UN Human Rights Council-appointed experts warn that Jeffrey Epstein’s files—over 3 million pages released by the US DOJ in late January 2026 under the bipartisan Epstein Files Transparency Act—reveal a “global criminal enterprise” involving systematic sex trafficking and abuse of women and girls amid racism, corruption, and misogyny, potentially qualifying as crimes against humanity.
Core Allegations
- Scale and Nature: Acts like sexual slavery, torture, and dehumanization affected 1,200+ identified victims transnationally; experts demand independent probes into crimes and systemic failures allowing persistence.
- DOJ Issues: Botched redactions exposed victim identities (e.g., naked images), blamed on “technical/human error”; UN slams “institutional gaslighting” retraumatizing survivors.
US Response and Pushback
- Congress Access: Since last Monday, lawmakers like Reps. Thomas Massie (R-KY) and Ro Khanna (D-CA) viewed unredacted files in DC (no devices allowed); Khanna cited quick findings of six hidden names, implying broader cover-ups.

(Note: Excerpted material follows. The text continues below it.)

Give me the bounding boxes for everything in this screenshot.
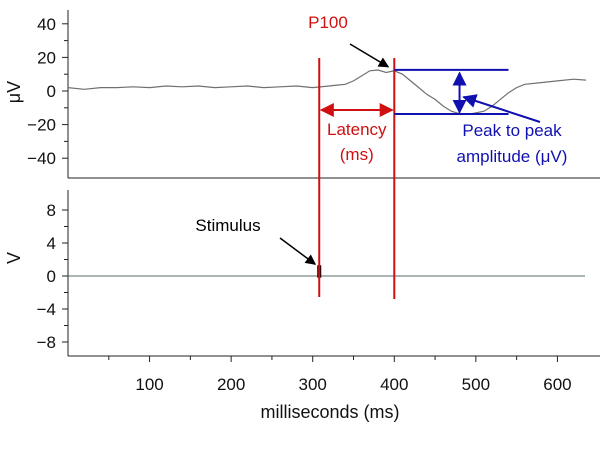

- AG Pam Bondi: Claims full compliance; DOJ pulled flawed docs after victim complaints.
Global Echoes
This aligns with Paris probes into sex crimes/finance (Jack Lang, Brunel revisit), UK police on flights/Mandelson/Andrew, Lieu’s Trump claims, Reuters poll (69% see elite impunity), and Castleton students’ disgust at corruption—intensifying calls that “no one is too powerful” for justice.